- Born: Albert Dieter Ritzhaupt 1980 (age 45–46) Dunedin, Florida, Florida, US
- Title: Professor
- Awards: FERA Educational Researcher of the Year (2019)

Academic background
- Alma mater: University of South Florida; University of North Florida; Valencia College;
- Doctoral advisor: Dr. Ann E. Barron

Academic work
- Discipline: Education
- Sub-discipline: Educational Technology; Computer Science Education;
- Institutions: University of Florida; University of North Carolina Wilmington; University of North Florida;

= Albert Ritzhaupt =

American professor (born 1980)

Albert Dieter Ritzhaupt (born in 1980) is an American educational researcher, author, professor of educational technology and computer science education at the University of Florida, where he has served since 2010. Ritzhaupt serves as the current Editor-in-Chief of the Journal of Research on Technology in Education since 2018, the official research publication of the International Society for Technology in Education. Ritzhaupt is a member of the Institute for Advanced Learning Technologies, research member of the Florida Center for Instructional Technology, and President for the International Board of Standards for Training, Performance, and Instruction (IBSTPI). Ritzhaupt was identified as one of the world's most prolific scholarly authors in the field of educational technology from 2007 to 2017 and again in 2021 for research articles between 2015 and 2019.

== Early life and education ==
Ritzhaupt was born in Dunedin, Florida in 1980 and was raised in Port Richey, Florida. His parents owned a restaurant in Port Richey, Florida called Seaport Inn until its closure in 1998. Ritzhaupt attended Ridgewood High School in New Port Richey, Florida, which was later renamed Wendall Krinn Technical High School. After graduation in 1999, Ritzhaupt attended Valencia College for his associate of arts, the University of North Florida for his bachelor of science in computer and information sciences in 2003 and master of business administration in 2004, and the University of South Florida for his doctor of philosophy (Ph.D.) in curriculum and instruction with a major in instructional technology and a minor in research and measurement in 2008.

== Professional life and accolades ==
Ritzhaupt has served at multiple institutions of higher education teaching and researching full-time in the fields of educational technology and computer science education since 2006, including St.
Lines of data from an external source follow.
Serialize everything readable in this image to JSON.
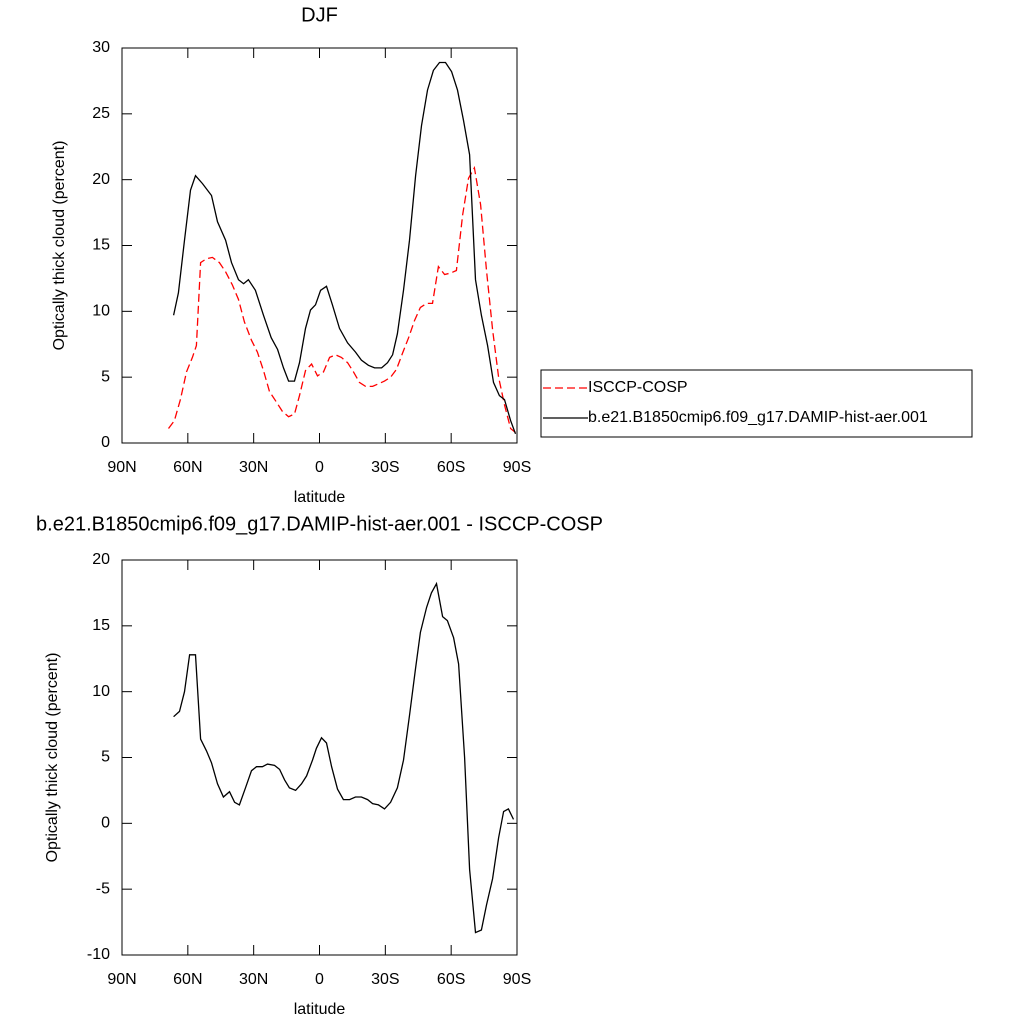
{
  "chart_data": [
    {
      "type": "line",
      "title": "DJF",
      "xlabel": "latitude",
      "ylabel": "Optically thick cloud (percent)",
      "xlim": [
        90,
        -90
      ],
      "ylim": [
        0,
        30
      ],
      "xticks": [
        {
          "value": 90,
          "label": "90N"
        },
        {
          "value": 60,
          "label": "60N"
        },
        {
          "value": 30,
          "label": "30N"
        },
        0,
        {
          "value": -30,
          "label": "30S"
        },
        {
          "value": -60,
          "label": "60S"
        },
        {
          "value": -90,
          "label": "90S"
        }
      ],
      "yticks": [
        0,
        5,
        10,
        15,
        20,
        25,
        30
      ],
      "legend": "right",
      "series": [
        {
          "name": "ISCCP-COSP",
          "color": "#ff0000",
          "dash": true,
          "x": [
            68.8,
            66.1,
            63.4,
            60.6,
            57.9,
            56.1,
            54.2,
            51.5,
            48.8,
            45.6,
            42.8,
            39.7,
            36.9,
            34.2,
            31,
            28.3,
            25.5,
            22.8,
            19.6,
            16.9,
            14.1,
            11.4,
            9.1,
            6.4,
            3.6,
            0.9,
            -1.8,
            -4.6,
            -7.3,
            -10,
            -12.8,
            -15.5,
            -18.2,
            -21,
            -24.2,
            -26.9,
            -29.6,
            -32.4,
            -35.1,
            -37.8,
            -40.6,
            -43.3,
            -46,
            -48.8,
            -51.5,
            -54.2,
            -57,
            -59.7,
            -62.4,
            -65.2,
            -67.9,
            -70.6,
            -73.4,
            -76.1,
            -78.9,
            -81.6,
            -84.3,
            -87.1,
            -89.3
          ],
          "values": [
            1.1,
            1.7,
            3.3,
            5.4,
            6.5,
            7.4,
            13.7,
            14,
            14.1,
            13.7,
            13,
            12,
            10.9,
            9.2,
            7.8,
            6.9,
            5.5,
            3.9,
            3.1,
            2.4,
            2,
            2.2,
            3.6,
            5.5,
            6,
            5.1,
            5.4,
            6.5,
            6.7,
            6.5,
            6.1,
            5.4,
            4.6,
            4.3,
            4.3,
            4.5,
            4.7,
            5,
            5.6,
            6.8,
            8,
            9.3,
            10.3,
            10.6,
            10.6,
            13.4,
            12.8,
            12.9,
            13.1,
            17.3,
            20.1,
            20.9,
            18.1,
            13.1,
            8.6,
            5,
            2.9,
            1.1,
            0.8
          ]
        },
        {
          "name": "b.e21.B1850cmip6.f09_g17.DAMIP-hist-aer.001",
          "color": "#000000",
          "dash": false,
          "x": [
            66.5,
            64.3,
            61.5,
            58.8,
            56.5,
            53.3,
            49.2,
            46.5,
            42.8,
            40.1,
            36.9,
            34.6,
            32.4,
            29.2,
            25.5,
            22,
            19.1,
            16.4,
            14.1,
            11.4,
            9.1,
            6.4,
            4.1,
            1.8,
            -0.5,
            -3.2,
            -5.9,
            -9.1,
            -12.8,
            -16.4,
            -19.1,
            -22.3,
            -25.1,
            -28.3,
            -31,
            -33.3,
            -35.5,
            -38.3,
            -41,
            -43.8,
            -46.5,
            -49.2,
            -51.9,
            -54.7,
            -57.4,
            -60.2,
            -62.9,
            -65.6,
            -68.4,
            -71.1,
            -73.8,
            -76.6,
            -79.3,
            -82,
            -84.3,
            -87.1,
            -89.3
          ],
          "values": [
            9.7,
            11.4,
            15.4,
            19.2,
            20.3,
            19.7,
            18.8,
            16.8,
            15.4,
            13.7,
            12.4,
            12.1,
            12.4,
            11.6,
            9.7,
            8,
            7.1,
            5.7,
            4.7,
            4.7,
            6.1,
            8.7,
            10.1,
            10.5,
            11.6,
            11.9,
            10.5,
            8.7,
            7.6,
            6.9,
            6.3,
            5.9,
            5.7,
            5.7,
            6.1,
            6.7,
            8.3,
            11.6,
            15.4,
            20.3,
            24.1,
            26.8,
            28.3,
            28.9,
            28.9,
            28.2,
            26.8,
            24.5,
            21.9,
            12.4,
            9.7,
            7.4,
            4.6,
            3.6,
            3.3,
            1.7,
            0.7
          ]
        }
      ]
    },
    {
      "type": "line",
      "title": "b.e21.B1850cmip6.f09_g17.DAMIP-hist-aer.001 - ISCCP-COSP",
      "xlabel": "latitude",
      "ylabel": "Optically thick cloud (percent)",
      "xlim": [
        90,
        -90
      ],
      "ylim": [
        -10,
        20
      ],
      "xticks": [
        {
          "value": 90,
          "label": "90N"
        },
        {
          "value": 60,
          "label": "60N"
        },
        {
          "value": 30,
          "label": "30N"
        },
        0,
        {
          "value": -30,
          "label": "30S"
        },
        {
          "value": -60,
          "label": "60S"
        },
        {
          "value": -90,
          "label": "90S"
        }
      ],
      "yticks": [
        -10,
        -5,
        0,
        5,
        10,
        15,
        20
      ],
      "series": [
        {
          "color": "#000000",
          "dash": false,
          "x": [
            66.5,
            63.8,
            61.5,
            59.2,
            56.5,
            54.2,
            51.5,
            49.2,
            46.5,
            43.8,
            41,
            38.7,
            36.5,
            33.7,
            31,
            28.7,
            26,
            23.7,
            20.5,
            18.2,
            15.9,
            13.7,
            10.9,
            8.2,
            5.9,
            3.2,
            1.4,
            -0.9,
            -3.2,
            -5.5,
            -8.2,
            -10.9,
            -13.7,
            -16.4,
            -19.1,
            -21.9,
            -24.2,
            -26.9,
            -29.6,
            -32.4,
            -35.5,
            -38.3,
            -41,
            -43.8,
            -46,
            -48.8,
            -51,
            -53.3,
            -56.1,
            -58.3,
            -61.1,
            -63.4,
            -66.1,
            -68.4,
            -71.1,
            -73.8,
            -76.1,
            -78.9,
            -81.6,
            -83.9,
            -86.1,
            -88.4
          ],
          "values": [
            8.1,
            8.5,
            10,
            12.8,
            12.8,
            6.4,
            5.5,
            4.6,
            3,
            2,
            2.4,
            1.6,
            1.4,
            2.7,
            4,
            4.3,
            4.3,
            4.5,
            4.4,
            4.1,
            3.3,
            2.7,
            2.5,
            3,
            3.6,
            4.8,
            5.7,
            6.5,
            6.1,
            4.3,
            2.6,
            1.8,
            1.8,
            2,
            2,
            1.8,
            1.5,
            1.4,
            1.1,
            1.6,
            2.7,
            4.8,
            8.2,
            11.8,
            14.5,
            16.4,
            17.5,
            18.2,
            15.7,
            15.4,
            14.1,
            12.1,
            5,
            -3.5,
            -8.3,
            -8.1,
            -6.2,
            -4.2,
            -1.1,
            0.9,
            1.1,
            0.3
          ]
        }
      ]
    }
  ]
}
Johns River State College, University of North Florida, University of North Carolina Wilmington, and University of Florida. Ritzhaupt previously worked as a software developer for several organizations prior to starting his tenure-track academic career. Ritzhaupt has served as both a Director and Past-President of the Florida Educational Research Association (FERA), and in 2019, was selected as the Educational Researcher of the Year Award by FERA. Ritzhaupt has published more than 100 scholarly journal articles in the fields of educational technology and computer science education. Ritzhaupt was awarded the 2016 UF Research Foundation Professors distinction, a term-limited professorship awarded to tenured professors who have a distinguished current record of research at the University of Florida. Ritzhaupt was distinguished as an alumnus of Distinction from his alma mater Valencia College in 2016. Ritzhaupt presently serves as the program coordinator for the computer science education program at the University of Florida.